Thursday, 17 November 2011

The Ring: A focus on Imagery to create atmosphere in films

As the 6th highest grossing  horror film in the US "The Ring" raked in $129,000,000 in the box office. It's success as a psychological horror film is contributed greatly to by it's fantastic use of imagery to set an atmosphere of terror in the audience.

While it may not possess copious amounts of gore as can be found in a slasher type of film (Psycho, Halloween etc.), or enormously ugly monsters of a sci-fi horror flick (Alien), "The Ring" is able to inspire ludicrous amounts of fear in it's target audience through it's iconic imagery amounting to moments of suspense before the next big scare.

Detailed underneath will be some of the most iconic images in "The Ring"



The Video

Turning a staple of modern culture (at the time of the original "Ringu" anyway) into an instrument of death, that is a very frightening thing indeed, by making the familiar object a symbol of death the terror it causes on the audience is fealt more keenly than if a less common item were to be used. By selecting the videotape, it allows it's audience to sub-consciously comtemplate the very real possibility of there own tape harbouring such a fate, thus hightening the fear of the viewers.
The tape can also be seen as the film challenging societies reliance on technology to get by, it does this by making what we depend on the cause of the on screen characters peril.

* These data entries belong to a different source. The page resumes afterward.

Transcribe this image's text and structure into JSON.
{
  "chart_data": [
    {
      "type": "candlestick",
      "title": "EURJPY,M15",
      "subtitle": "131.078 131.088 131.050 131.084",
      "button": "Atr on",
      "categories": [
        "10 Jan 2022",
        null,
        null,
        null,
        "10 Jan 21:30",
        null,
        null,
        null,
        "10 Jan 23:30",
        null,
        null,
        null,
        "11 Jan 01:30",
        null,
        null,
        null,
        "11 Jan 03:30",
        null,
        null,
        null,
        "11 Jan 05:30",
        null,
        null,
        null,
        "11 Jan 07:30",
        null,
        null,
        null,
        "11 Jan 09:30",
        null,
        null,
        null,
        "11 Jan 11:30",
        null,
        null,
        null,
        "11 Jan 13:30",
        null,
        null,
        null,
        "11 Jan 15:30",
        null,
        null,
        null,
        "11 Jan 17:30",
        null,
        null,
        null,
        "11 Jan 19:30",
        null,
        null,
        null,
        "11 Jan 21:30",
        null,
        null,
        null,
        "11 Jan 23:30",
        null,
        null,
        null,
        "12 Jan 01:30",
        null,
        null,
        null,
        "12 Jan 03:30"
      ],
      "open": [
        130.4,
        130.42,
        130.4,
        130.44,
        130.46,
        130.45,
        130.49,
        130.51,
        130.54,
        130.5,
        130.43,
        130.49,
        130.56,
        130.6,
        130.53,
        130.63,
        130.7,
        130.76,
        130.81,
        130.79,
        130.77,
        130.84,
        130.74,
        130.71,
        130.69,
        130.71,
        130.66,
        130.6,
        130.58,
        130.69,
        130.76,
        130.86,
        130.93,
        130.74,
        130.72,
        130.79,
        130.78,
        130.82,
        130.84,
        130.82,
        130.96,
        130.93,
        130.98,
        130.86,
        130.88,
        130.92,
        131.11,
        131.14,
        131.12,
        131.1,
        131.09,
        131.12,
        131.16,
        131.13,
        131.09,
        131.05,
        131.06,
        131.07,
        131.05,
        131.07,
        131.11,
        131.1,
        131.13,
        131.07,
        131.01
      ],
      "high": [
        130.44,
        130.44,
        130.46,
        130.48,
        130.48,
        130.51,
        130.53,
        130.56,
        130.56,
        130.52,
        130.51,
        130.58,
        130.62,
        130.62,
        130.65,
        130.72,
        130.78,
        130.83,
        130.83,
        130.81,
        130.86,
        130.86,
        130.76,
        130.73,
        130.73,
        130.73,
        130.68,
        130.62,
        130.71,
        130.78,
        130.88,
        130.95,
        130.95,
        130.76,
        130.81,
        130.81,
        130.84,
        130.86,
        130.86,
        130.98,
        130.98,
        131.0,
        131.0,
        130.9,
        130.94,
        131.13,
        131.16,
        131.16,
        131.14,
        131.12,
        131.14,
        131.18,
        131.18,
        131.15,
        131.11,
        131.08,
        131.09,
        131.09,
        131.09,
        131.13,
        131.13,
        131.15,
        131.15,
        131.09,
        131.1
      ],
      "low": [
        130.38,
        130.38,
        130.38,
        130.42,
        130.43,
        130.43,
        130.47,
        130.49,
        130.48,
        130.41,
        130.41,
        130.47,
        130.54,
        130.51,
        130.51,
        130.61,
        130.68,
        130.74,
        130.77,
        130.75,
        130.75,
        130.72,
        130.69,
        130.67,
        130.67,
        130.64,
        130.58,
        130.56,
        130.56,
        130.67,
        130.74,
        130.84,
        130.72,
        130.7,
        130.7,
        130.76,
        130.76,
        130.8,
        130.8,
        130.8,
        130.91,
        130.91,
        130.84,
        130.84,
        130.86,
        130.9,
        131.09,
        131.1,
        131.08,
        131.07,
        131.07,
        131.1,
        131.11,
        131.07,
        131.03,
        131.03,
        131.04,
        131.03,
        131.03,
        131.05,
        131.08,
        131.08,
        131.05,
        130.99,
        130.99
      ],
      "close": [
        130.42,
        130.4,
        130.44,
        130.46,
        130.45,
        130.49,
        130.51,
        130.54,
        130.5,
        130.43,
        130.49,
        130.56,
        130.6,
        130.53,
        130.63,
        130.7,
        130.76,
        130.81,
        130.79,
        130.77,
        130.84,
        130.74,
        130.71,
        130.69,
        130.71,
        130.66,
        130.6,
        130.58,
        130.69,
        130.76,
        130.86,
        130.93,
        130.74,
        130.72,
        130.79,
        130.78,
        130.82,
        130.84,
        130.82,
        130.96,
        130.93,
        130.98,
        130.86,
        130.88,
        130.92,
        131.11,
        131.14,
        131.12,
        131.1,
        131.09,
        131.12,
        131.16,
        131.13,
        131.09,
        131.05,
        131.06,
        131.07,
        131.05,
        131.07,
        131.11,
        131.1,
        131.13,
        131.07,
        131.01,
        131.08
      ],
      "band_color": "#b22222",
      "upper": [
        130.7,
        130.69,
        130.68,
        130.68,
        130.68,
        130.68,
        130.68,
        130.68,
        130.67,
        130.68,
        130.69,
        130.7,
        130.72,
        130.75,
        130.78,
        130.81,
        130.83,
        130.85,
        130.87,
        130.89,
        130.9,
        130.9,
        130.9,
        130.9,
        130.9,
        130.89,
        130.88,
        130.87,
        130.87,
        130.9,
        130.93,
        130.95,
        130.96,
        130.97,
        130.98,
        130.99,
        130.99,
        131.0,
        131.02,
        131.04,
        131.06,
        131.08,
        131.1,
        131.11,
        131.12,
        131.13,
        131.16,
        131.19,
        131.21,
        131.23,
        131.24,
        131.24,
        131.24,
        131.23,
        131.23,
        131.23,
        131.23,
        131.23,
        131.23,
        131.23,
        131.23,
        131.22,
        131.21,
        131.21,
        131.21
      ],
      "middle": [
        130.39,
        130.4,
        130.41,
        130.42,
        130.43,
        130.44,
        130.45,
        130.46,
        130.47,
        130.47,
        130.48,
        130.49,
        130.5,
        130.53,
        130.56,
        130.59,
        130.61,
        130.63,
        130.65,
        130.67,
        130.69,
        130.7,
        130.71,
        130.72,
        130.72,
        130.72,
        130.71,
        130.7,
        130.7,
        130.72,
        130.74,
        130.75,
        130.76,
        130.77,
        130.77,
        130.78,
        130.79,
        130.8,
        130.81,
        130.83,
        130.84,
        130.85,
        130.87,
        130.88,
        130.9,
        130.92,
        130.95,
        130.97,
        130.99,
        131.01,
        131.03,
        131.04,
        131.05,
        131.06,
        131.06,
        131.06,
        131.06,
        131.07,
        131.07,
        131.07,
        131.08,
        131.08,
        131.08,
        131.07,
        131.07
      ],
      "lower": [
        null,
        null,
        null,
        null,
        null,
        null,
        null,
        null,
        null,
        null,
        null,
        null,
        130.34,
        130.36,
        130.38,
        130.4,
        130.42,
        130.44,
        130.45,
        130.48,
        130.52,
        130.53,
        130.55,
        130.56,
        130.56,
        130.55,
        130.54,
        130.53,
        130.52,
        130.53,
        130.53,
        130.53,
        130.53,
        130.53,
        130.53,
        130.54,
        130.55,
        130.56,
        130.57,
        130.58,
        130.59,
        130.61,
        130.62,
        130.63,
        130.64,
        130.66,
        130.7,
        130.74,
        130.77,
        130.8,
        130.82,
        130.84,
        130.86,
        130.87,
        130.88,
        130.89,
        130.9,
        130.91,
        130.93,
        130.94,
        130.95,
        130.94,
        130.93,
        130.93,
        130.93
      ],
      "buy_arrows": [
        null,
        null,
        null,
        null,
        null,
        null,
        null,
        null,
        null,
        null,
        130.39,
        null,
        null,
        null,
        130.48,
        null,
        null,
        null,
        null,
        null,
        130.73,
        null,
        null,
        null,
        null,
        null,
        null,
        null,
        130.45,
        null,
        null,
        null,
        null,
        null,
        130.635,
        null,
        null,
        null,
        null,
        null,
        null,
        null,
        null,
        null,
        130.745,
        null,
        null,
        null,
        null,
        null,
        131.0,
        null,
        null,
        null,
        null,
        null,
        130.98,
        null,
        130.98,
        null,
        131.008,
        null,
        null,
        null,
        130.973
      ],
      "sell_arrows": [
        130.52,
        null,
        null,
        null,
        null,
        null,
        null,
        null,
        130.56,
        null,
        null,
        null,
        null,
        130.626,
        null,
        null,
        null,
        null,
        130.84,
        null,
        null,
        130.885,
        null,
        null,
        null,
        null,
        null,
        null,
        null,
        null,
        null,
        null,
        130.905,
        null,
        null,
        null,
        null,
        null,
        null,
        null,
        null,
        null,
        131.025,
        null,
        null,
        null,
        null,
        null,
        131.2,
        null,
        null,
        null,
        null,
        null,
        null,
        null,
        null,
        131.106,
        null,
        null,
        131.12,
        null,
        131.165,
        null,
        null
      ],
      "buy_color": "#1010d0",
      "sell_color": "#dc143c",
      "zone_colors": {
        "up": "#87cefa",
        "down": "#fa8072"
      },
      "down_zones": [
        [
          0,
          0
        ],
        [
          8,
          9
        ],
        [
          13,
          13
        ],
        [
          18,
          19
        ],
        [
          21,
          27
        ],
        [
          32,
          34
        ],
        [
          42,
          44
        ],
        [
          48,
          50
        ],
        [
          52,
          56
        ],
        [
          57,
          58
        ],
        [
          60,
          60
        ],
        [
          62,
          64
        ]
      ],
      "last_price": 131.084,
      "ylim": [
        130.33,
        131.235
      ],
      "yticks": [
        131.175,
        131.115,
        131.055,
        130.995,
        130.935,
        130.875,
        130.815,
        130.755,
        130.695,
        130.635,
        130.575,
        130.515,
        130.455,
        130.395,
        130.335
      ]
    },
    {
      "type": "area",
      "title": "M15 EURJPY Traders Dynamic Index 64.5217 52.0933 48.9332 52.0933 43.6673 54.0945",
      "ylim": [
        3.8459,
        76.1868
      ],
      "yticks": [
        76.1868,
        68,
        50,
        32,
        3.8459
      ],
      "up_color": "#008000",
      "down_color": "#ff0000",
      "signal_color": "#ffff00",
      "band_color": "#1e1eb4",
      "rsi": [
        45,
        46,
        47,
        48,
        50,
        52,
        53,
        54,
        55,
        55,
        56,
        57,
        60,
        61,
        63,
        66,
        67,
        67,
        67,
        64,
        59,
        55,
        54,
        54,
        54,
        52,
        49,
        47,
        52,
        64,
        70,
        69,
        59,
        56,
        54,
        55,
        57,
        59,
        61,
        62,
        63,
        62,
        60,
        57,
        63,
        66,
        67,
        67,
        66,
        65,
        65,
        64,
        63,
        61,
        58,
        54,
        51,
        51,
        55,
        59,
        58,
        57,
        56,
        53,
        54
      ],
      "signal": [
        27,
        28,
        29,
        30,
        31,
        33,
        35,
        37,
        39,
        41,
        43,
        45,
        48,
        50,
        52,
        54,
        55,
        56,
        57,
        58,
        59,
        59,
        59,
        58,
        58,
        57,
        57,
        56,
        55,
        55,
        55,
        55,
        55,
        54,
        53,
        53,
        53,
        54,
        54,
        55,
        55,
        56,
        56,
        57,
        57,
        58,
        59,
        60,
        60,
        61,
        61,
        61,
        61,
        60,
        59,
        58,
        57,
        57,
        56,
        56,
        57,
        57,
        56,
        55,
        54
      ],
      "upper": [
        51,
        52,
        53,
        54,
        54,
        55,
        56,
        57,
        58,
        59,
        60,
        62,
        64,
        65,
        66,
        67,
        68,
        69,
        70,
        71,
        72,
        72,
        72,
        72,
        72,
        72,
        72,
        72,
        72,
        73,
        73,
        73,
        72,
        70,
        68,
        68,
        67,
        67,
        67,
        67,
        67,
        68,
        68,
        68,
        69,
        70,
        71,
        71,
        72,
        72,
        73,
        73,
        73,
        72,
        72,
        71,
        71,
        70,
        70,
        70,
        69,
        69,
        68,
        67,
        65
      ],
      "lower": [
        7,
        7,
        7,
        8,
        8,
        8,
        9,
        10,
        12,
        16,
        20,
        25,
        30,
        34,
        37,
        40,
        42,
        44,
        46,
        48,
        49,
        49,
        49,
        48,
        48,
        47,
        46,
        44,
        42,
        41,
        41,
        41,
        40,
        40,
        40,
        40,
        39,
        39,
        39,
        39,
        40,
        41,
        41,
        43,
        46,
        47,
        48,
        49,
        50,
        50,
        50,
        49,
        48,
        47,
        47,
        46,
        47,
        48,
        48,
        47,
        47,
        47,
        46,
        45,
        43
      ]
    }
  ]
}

Child Saviour and Murderer

When his mother watches the tape that will kill her, only Aiden Keller can provide the cryptic clues  through his semi-psychic abilities that could save her from the evil girl lurking within. The image provided here of the child being both a saviour and killer, is a dramatisised representation of the new generation coming through in the early years of the new Millenium, who can either improve the world or destroy it.                                                   Aiden represents the innocence and hope children bring, and is an important plot device as he himself  provides his mother with hope of surviving the killer tape, this combined with his innocence allow his character to create rare moments of calm.
On the flipside of this is the spirit of the tape, Tamara, representative of an average little girl at first glance, she represents vengeance and wrath, seeking retribution through the tape for the way she was treated as a child. She is there to increase the tension at key points in a scene by utilizing her average appearance to create sheer and utter terror in the age demographic.